Je suis très bien à Lausanne et je ne suis en fonction que depuis le mois d’août 2021.

On a beaucoup parlé de la nationalité canadienne d’Eric Beauce, celui choisi par l’UNIGE puis écarté par le Conseil d’Etat genevois, or vous êtes né en Belgique. On peut être un bon recteur et venir d’un autre pays?

Avant moi, Léon Walras a été recteur de l’UNIL à la fin du 19e siècle et il était français. Donc c’est possible…

Mais cela reste une fonction compliquée, il faut diriger à l’interne, satisfaire les autorités politiques et on ne compte pas ses heures. Ce qui fait dire à certains que le salaire horaire d’un professeur est meilleur que celui d’un recteur…

(rires) C’est un job intense, cela tombe bien j’aime l’intensité. Et j’ai toujours trop travaillé, même avant de devenir recteur, donc cela ne me dérange pas de déborder les soirs de semaine ou le weekend.
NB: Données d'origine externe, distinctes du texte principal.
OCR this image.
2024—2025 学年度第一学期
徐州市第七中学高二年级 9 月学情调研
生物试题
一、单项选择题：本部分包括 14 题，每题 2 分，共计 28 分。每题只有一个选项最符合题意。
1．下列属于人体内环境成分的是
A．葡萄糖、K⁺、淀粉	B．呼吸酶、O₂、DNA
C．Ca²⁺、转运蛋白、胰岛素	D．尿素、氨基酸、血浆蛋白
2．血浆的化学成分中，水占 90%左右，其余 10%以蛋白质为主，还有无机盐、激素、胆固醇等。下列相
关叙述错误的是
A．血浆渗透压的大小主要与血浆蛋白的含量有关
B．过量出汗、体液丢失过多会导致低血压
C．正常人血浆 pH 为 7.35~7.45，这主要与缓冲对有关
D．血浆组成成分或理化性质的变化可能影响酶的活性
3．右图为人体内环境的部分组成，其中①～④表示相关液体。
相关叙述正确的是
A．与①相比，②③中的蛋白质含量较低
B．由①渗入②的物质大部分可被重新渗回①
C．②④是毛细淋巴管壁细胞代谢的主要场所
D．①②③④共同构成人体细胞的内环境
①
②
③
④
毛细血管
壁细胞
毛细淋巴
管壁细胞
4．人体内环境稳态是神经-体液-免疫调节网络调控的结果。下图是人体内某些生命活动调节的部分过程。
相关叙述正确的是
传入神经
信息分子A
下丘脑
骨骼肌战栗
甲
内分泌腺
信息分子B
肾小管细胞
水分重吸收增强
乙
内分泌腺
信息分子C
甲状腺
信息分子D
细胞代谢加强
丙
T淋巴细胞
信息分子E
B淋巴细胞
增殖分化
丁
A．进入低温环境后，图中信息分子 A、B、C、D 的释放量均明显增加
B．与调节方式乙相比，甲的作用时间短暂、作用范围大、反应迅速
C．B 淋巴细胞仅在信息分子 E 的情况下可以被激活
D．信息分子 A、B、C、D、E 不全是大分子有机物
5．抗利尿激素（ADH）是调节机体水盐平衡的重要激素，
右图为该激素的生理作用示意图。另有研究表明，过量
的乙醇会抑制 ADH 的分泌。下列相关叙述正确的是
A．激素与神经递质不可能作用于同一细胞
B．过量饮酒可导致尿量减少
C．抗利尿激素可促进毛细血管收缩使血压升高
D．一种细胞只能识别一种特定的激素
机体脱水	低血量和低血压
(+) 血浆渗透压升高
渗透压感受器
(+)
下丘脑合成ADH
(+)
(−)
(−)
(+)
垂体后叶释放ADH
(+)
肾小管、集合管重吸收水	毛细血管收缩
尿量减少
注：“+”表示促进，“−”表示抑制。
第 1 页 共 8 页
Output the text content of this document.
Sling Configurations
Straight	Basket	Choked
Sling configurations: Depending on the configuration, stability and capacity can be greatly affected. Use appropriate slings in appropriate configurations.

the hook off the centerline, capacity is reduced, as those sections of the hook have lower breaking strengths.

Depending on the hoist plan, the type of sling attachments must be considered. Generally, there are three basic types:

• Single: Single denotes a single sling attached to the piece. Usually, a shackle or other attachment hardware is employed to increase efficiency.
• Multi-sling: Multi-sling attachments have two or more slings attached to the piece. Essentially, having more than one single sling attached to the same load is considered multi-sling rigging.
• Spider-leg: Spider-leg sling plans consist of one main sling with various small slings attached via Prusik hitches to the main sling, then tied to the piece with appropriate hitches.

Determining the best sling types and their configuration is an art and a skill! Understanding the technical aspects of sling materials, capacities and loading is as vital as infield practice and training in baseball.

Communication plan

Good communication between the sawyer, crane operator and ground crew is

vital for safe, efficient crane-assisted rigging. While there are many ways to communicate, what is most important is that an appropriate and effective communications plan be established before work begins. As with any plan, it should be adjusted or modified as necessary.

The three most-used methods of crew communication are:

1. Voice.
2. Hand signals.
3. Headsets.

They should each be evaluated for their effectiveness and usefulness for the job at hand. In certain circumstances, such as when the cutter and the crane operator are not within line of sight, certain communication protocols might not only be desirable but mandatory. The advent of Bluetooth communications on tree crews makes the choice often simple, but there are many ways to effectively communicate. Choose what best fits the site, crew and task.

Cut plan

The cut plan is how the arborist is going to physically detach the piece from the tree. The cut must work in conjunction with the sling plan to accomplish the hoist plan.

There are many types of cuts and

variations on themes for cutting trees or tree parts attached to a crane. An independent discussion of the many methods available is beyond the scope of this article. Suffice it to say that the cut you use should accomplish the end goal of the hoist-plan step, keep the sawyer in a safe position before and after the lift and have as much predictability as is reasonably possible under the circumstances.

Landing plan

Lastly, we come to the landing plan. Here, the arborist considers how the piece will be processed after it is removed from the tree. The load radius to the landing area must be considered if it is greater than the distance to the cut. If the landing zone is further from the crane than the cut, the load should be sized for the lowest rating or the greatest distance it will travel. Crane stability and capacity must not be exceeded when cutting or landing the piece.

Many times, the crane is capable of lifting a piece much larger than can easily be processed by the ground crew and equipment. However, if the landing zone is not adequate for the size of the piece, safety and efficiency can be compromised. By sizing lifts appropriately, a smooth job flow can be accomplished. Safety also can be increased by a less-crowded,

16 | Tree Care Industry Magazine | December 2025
En outre, je me sens très soutenu par le Conseil d’Etat vaudois et le Grand Conseil.

Lors du dernier classement mondial des universités réalisé par Times Higher Education (THE), l’UNIL passait de la 176e à la 135e place, c’est une reconnaissance qui vous touche ou cela reste secondaire?

L’UNIL n’a jamais mené sa politique en fonction des classements. On garde donc une certaine distance même si une progression comme celle que vous mentionnez peut faire plaisir.

Cela peut aider à attirer des professeurs ou des étudiants internationaux, non?

Peut-être, ce qui est vrai, c’est que l’UNIL a une vocation internationale. Nous avons 120 nationalités différentes parmi les étudiants et les collaborateurs et nous recrutons des professeurs en provenance du monde entier.

Le campus de Dorigny va-t-il continuer à croître ces prochaines années?

Effectivement, il y aura beaucoup de nouveaux bâtiments sous mon mandat. Un nouveau bâtiment pour HEC, celui d’Unitec qui doublera de taille ou encore ceux dédiés aux sciences de la vie.

Lors de votre nomination, vous affirmiez que votre mandat vous permettrait de repenser le monde, où en êtes-vous dans votre réflexion?

(rires) C’est la chance d’un recteur que de pouvoir impulser une vision. Si les universités ne se donnent pas le droit de repenser le monde, c’est triste. Depuis le début de mon mandat, je suis passé de la crise du Covid à la guerre en Ukraine, cela donne à réfléchir…

Votre mandat de recteur se terminera le 31 juillet 2026, vous comptez rempiler?

C’est trop tôt pour y penser, mais, je le répète, je me sens bien dans ma fonction.